Girlfriend is leaning against a wall about fifty feet away, facing the water but not looking at it or us, still inspecting those elbows; worse, she’s picking at the skin on them, and, now I’ve seen that, I can hear it. Her pale thighs are luminous in the weird summer night. Man, this place is not relaxing. I need to get out of the electrical force-field that’s crackling between Justin Timberlake and Cameron Diaz here. I scrunch up my fish and chip wrappers and at the same time there’s a sudden burst of activity from them. Cameron has stomped back our way and directed a sulky question at the ground behind our bench. Loverboy sighs and gets to his feet like a reluctant ninety-year-old man and enunciates, ‘See. Ya. Mate. Enjoy. Your. Holidays.’ The accent is still thick as oil, but I appreciate that he’s made an effort to be understood and it actually feels good to make contact. I guess you can’t judge a man by the way his
woman treats him.
‘Thanks, skip,’ I say. ‘Good to meet you. See you around.’ Skip? Where the fuck did that come from? I have never called anyone skip in my life before, and if anyone ever dared call me that I’d spit in his face.

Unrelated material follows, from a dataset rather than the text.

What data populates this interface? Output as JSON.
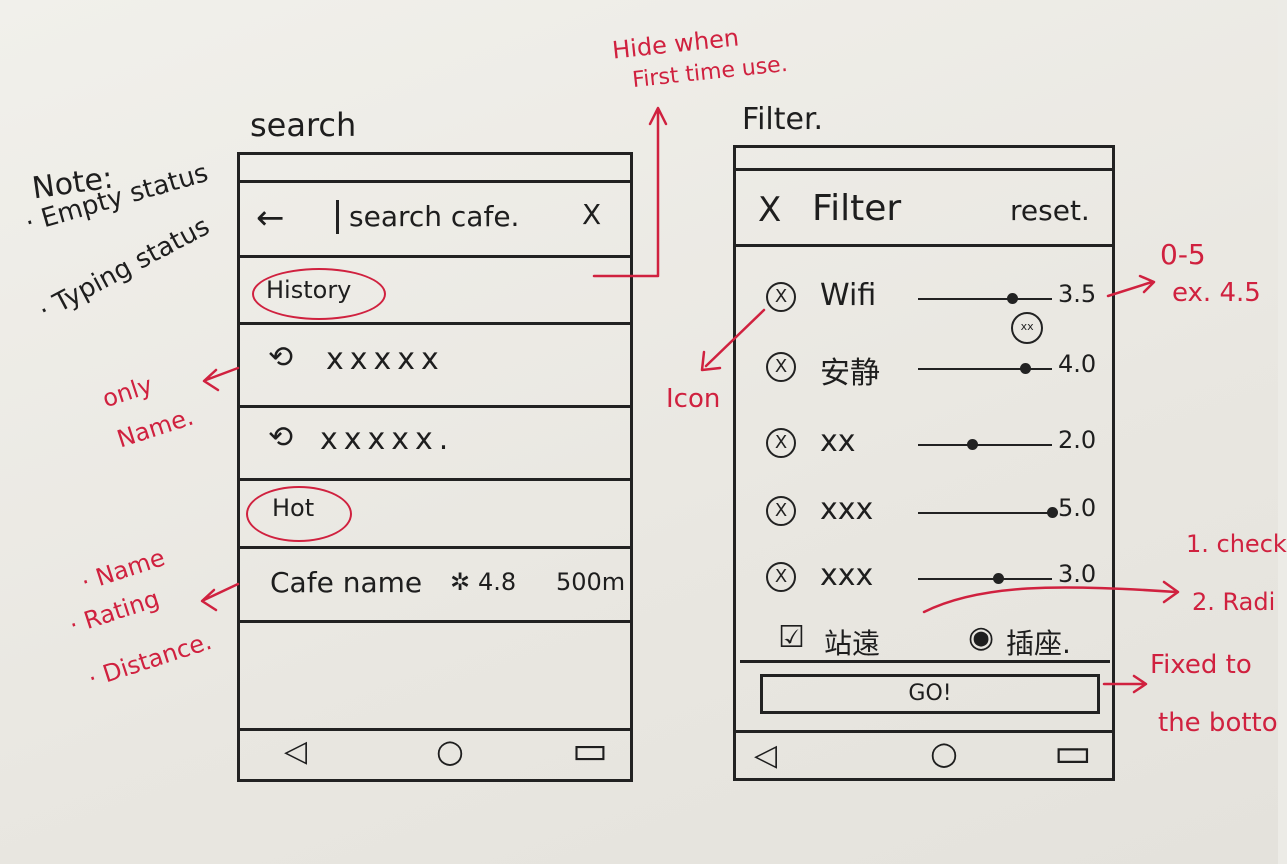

They slouch off to wherever it is they’re headed, her up front, him behind, as if they never stopped. As if they never even met yet, and I wonder if they’ll still be working the same routine in twenty years’ time.
I stay a few minutes more, long enough to toss my chip paper into the trash can (three attempts; I’m better at kicking than throwing), long enough to let the air settle. I toss his discarded can into the trash too and head back townwards.
I wake up too late for breakfast. Turns out that yesterday the woman was telling me breakfast finishes at nine. Somehow this morning I understand every word she says. My ears must have adjusted their tuning overnight. She asks me if I’m planning to go to the pencil museum and when I say no, that I want to get across to the other side of the lake, she’s a little surprised – what right-thinking twenty-one-year-old male wouldn’t want to gen up on the history of the pencil, right? – but tells me I can take a ferry on a tour of the lake which will drop me wherever I want to go. The sky is actually blue this morning, which makes the town look prettier, the grey and the green and the blue with wispy white clouds being blown around like the feathers of a giant bird that’s been ripped apart by an airplane. When I get to the pier though it’s kind of crowded with people eating ice-creams and potato chips, so on account of the inevitable chorus of mouth noises I decide to walk the trail around the edge of the lake instead.